A few weeks after I talked to my therapist about this, my friend went on vacation for a week. For months prior to this, I’d talked to her every single day. Texting, or in person. She had always told me she didn’t mind at all, and if she needed to decompress or get some time to herself, she simply wouldn’t respond or answer a call until she was in the headspace to do so. But I made the deal with myself that while she was on her vacation, I’d only allow myself to text her twice during that week. I sort of just wanted to see if I could do it. If I was as attached to her as I was beginning to fear I was. I assumed the agony of her not being around would have been horrible, but it wasn’t. Sure, I missed her, a lot. But I functioned each day pretty normally. I had hard days, but I’d turn to journalling or drawing or running. I didn’t even realize it in the moment, but I was turning to using healthy mindful coping skills to deal with my bad days instead of running to her every time things felt bad.

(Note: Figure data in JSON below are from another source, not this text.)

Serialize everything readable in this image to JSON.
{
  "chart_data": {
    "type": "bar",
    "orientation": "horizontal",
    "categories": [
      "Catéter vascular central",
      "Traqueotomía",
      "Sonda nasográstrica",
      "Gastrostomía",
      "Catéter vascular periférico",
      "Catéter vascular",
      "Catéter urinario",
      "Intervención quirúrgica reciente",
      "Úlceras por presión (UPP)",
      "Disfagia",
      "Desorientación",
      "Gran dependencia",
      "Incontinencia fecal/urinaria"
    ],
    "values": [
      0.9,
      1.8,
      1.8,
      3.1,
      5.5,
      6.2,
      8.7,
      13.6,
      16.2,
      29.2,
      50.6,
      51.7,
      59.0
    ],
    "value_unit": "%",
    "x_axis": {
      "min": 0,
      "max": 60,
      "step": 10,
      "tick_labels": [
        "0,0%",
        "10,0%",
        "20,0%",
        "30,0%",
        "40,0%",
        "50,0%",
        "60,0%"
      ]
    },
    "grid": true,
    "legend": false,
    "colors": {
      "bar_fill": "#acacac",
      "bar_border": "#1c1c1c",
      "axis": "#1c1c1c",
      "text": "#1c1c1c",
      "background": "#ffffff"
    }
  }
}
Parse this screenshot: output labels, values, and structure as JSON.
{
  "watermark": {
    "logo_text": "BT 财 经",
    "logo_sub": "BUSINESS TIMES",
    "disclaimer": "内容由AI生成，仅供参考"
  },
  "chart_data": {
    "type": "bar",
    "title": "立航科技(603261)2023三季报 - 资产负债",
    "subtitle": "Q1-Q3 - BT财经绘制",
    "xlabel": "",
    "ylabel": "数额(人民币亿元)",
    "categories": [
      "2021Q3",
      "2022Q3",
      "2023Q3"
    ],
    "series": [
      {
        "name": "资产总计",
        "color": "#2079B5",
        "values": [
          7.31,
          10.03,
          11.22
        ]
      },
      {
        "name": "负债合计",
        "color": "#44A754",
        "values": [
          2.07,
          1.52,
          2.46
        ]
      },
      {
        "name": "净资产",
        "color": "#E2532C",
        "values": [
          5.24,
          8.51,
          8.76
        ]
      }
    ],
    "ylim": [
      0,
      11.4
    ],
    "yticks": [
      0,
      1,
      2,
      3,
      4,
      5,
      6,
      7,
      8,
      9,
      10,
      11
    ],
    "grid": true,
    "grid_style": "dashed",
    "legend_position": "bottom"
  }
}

A few days of her being gone passed and it got significantly harder. I wanted to call her to just say hi, but I knew if I did it’d just turn into me crying because I wanted her to come back. So I journaled. I wrote and cried and allowed my feelings to pass. I realized us not talking every single day was OK. It wasn’t the end of the world, and this changed my entire view on our friendship. I didn’t need her every day. Realizing that gave me this sense of independence and self-worth I’d never felt before. It was freeing to feel. Completely liberating.

I’m not saying I’m cured, or that I don’t still get panicked, overwhelming, racing thoughts and fears about her not wanting to be friends anymore… but when they do come, I’m able to rationalize my thoughts and separate imagination from reality. And we’re still friends. Close, good, genuine friends. If I’m feeling those clingy emotions or that dependency, I try to work through it on my own. I stopped compulsively wishing on every 11:11 for us to stay friends. I don’t spend as much time hoping and praying she doesn’t leave and instead try to be present and in the moment and realize she is here now, and I want to enjoy our actual, real friendship that is right in front of me. But there are days where self-talk doesn’t seem to work, and when I can’t rationalize the thoughts myself, I talk to her. I communicate my feelings and thoughts and that always helps. Communication is essential in every and any relationship, BPD or not. It’s just, with BPD, communicating your thoughts can feel embarrassing or shameful. However, I can guarantee you that being open about it is one of the biggest steps in any healthy relationship. That’s the goal with BPD, right? Learning to create healthy, stable relationships. So talk. Open up. Speak out. Communicate. Don’t be afraid of your emotions, because the more you talk about them, the less power they have over you.